La norme relative à l’exactitude des déclarations dans les transactions canadiennes se rapproche de la tendance du marché américain, à savoir la norme de l’effet défavorable important. L’étude a révélé que 92 % des transactions canadiennes utilisent la norme de l’effet défavorable important (comparativement à 62 % en 2017), ce qui correspond davantage à la situation du marché américain (96 % des transactions). Les transactions canadiennes suivent également la tendance américaine qui consiste à appliquer un critère différent de celui de l’effet défavorable important concernant l’exactitude de la déclaration sur la « capitalisation ». Désormais, 92 % des transactions canadiennes utilisent un critère différent (comparativement au 65 % enregistré dans l’étude de 2017), ce qui correspond au 91 % des transactions américaines.
Les transactions visant des sociétés ouvertes canadiennes diffèrent des transactions visant des sociétés ouvertes américaines en ce qui concerne la formulation du respect des clauses restrictives par la cible. Les transactions canadiennes tendent à favoriser l’exécution par la cible de « chacune » de ses obligations (44 % par rapport à 26 % dans l’étude de 2017 et seulement 9 % aux États-Unis) par opposition à « l’ensemble » de ses obligations (56 % par rapport au 74 % enregistré dans l’étude de 2017 et au 90 % enregistré aux États-Unis).
Possiblement en raison de l’effervescence des marchés canadiens des fusions et acquisitions en 2020 et 2021, la disponibilité du financement de l’acheteur exigée en tant que condition de clôture a considérablement diminué, passant de 40 % dans l’étude de 2017 à 19 %.
Définition d’effet défavorable important
Bien que les définitions contenues dans les conventions canadiennes correspondent en grande partie à celles des conventions américaines, il existe quelques différences importantes. Même si cette pratique est de moins en moins répandue, les Canadiens restent ouverts à la possibilité de faire mention de « perspectives » (en baisse à 11 % par rapport au 27 % enregistré dans l’étude de 2017, alors que les ententes américaines ne faisaient mention de « perspectives » que dans 1 % des transactions visant des sociétés ouvertes). La négociation de « perspectives » peut devenir très animée, car les sociétés cibles voudront exclure les mentions de « perspectives » au motif que ce sont des notions trop vagues et prospectives, donnant à l’acheteur un droit déraisonnable de se retirer d’une transaction. Par contre, les acheteurs veulent que la définition tienne compte d’événements ou de circonstances qui n’ont pas encore donné lieu à un effet défavorable important, mais qui pourraient éventuellement y donner lieu.

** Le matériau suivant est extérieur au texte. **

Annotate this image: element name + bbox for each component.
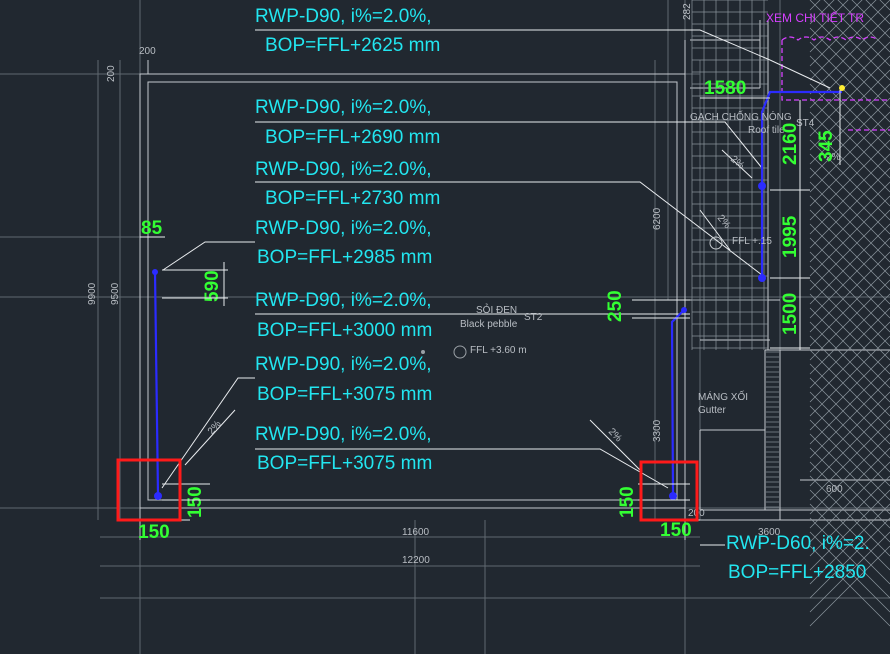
callout-8-line1: RWP-D60, i%=2. bbox=[726, 533, 870, 554]
dim-1995: 1995 bbox=[780, 215, 801, 258]
callout-6-line1: RWP-D90, i%=2.0%, bbox=[255, 354, 432, 375]
ffl-right-label: FFL +.15 bbox=[732, 236, 772, 247]
gutter-label: Gutter bbox=[698, 405, 726, 416]
dim-6200: 6200 bbox=[652, 207, 663, 230]
st2-label: ST2 bbox=[524, 312, 543, 323]
callout-4-line2: BOP=FFL+2985 mm bbox=[257, 247, 432, 268]
callout-4-line1: RWP-D90, i%=2.0%, bbox=[255, 218, 432, 239]
dim-9500: 9500 bbox=[110, 282, 121, 305]
dim-150-right-h: 150 bbox=[660, 520, 692, 541]
dim-150-left-h: 150 bbox=[138, 522, 170, 543]
callout-1-line1: RWP-D90, i%=2.0%, bbox=[255, 6, 432, 27]
dim-200-top: 200 bbox=[139, 46, 156, 57]
callout-7-line1: RWP-D90, i%=2.0%, bbox=[255, 424, 432, 445]
black-pebble-vn-label: SỎI ĐEN bbox=[476, 303, 517, 316]
dim-1500: 1500 bbox=[780, 293, 801, 335]
dim-1580: 1580 bbox=[704, 78, 746, 99]
dim-345: 345 bbox=[816, 130, 837, 162]
see-detail-label: XEM CHI TIẾT TR bbox=[766, 10, 864, 25]
dim-2160: 2160 bbox=[780, 123, 801, 165]
dim-150-left-v: 150 bbox=[185, 486, 206, 518]
dim-11600: 11600 bbox=[402, 527, 430, 538]
callout-3-line1: RWP-D90, i%=2.0%, bbox=[255, 159, 432, 180]
dim-200-left: 200 bbox=[106, 65, 117, 82]
dim-250: 250 bbox=[605, 290, 626, 322]
callout-1-line2: BOP=FFL+2625 mm bbox=[265, 35, 440, 56]
callout-3-line2: BOP=FFL+2730 mm bbox=[265, 188, 440, 209]
callout-8-line2: BOP=FFL+2850 bbox=[728, 562, 866, 583]
dim-600: 600 bbox=[826, 484, 843, 495]
dim-150-right-v: 150 bbox=[617, 486, 638, 518]
dim-12200: 12200 bbox=[402, 555, 430, 566]
callout-6-line2: BOP=FFL+3075 mm bbox=[257, 384, 432, 405]
callout-5-line1: RWP-D90, i%=2.0%, bbox=[255, 290, 432, 311]
callout-7-line2: BOP=FFL+3075 mm bbox=[257, 453, 432, 474]
callout-2-line2: BOP=FFL+2690 mm bbox=[265, 127, 440, 148]
dim-282: 282 bbox=[682, 3, 693, 20]
gutter-vn-label: MÁNG XỐI bbox=[698, 389, 748, 403]
callout-2-line1: RWP-D90, i%=2.0%, bbox=[255, 97, 432, 118]
cad-drawing-canvas: XEM CHI TIẾT TR 2% 2% 2% 2% 2% GẠCH CHỐN… bbox=[0, 0, 890, 654]
dim-9900: 9900 bbox=[87, 282, 98, 305]
ffl-level-label: FFL +3.60 m bbox=[470, 345, 527, 356]
black-pebble-label: Black pebble bbox=[460, 319, 518, 330]
callout-5-line2: BOP=FFL+3000 mm bbox=[257, 320, 432, 341]
dim-3300: 3300 bbox=[652, 419, 663, 442]
roof-insulation-label: GẠCH CHỐNG NÓNG bbox=[690, 109, 792, 123]
dim-85: 85 bbox=[141, 218, 163, 239]
dim-590: 590 bbox=[202, 270, 223, 302]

Les définitions américaines du terme « effet défavorable important » sont beaucoup plus susceptibles d’avoir un effet défavorable sur la capacité d’une société cible à réaliser la transaction (68 % des transactions américaines mentionnent ce concept, tandis que seulement 17 % des transactions canadiennes mentionnent ce concept, une baisse comparativement au 30 % enregistré dans l’étude de 2017).
Protection de la transaction
Une tendance intéressante observée dans le domaine des fusions et acquisitions de sociétés ouvertes au Canada au cours de la période d’étude de 2021 et 2020 est que, même si les acheteurs étaient prêts à payer des primes substantielles, les périodes d’exclusivité précédant la signature sont significativement plus longues que lors de la période d’étude de 2017 (médiane de 33 jours par rapport à 24 jours en 2017). Il convient également de noter que les dispositions d’« autorisation de sollicitation » sont beaucoup plus courantes aux États-Unis (9 % des transactions américaines, mais seulement 3 % des transactions canadiennes).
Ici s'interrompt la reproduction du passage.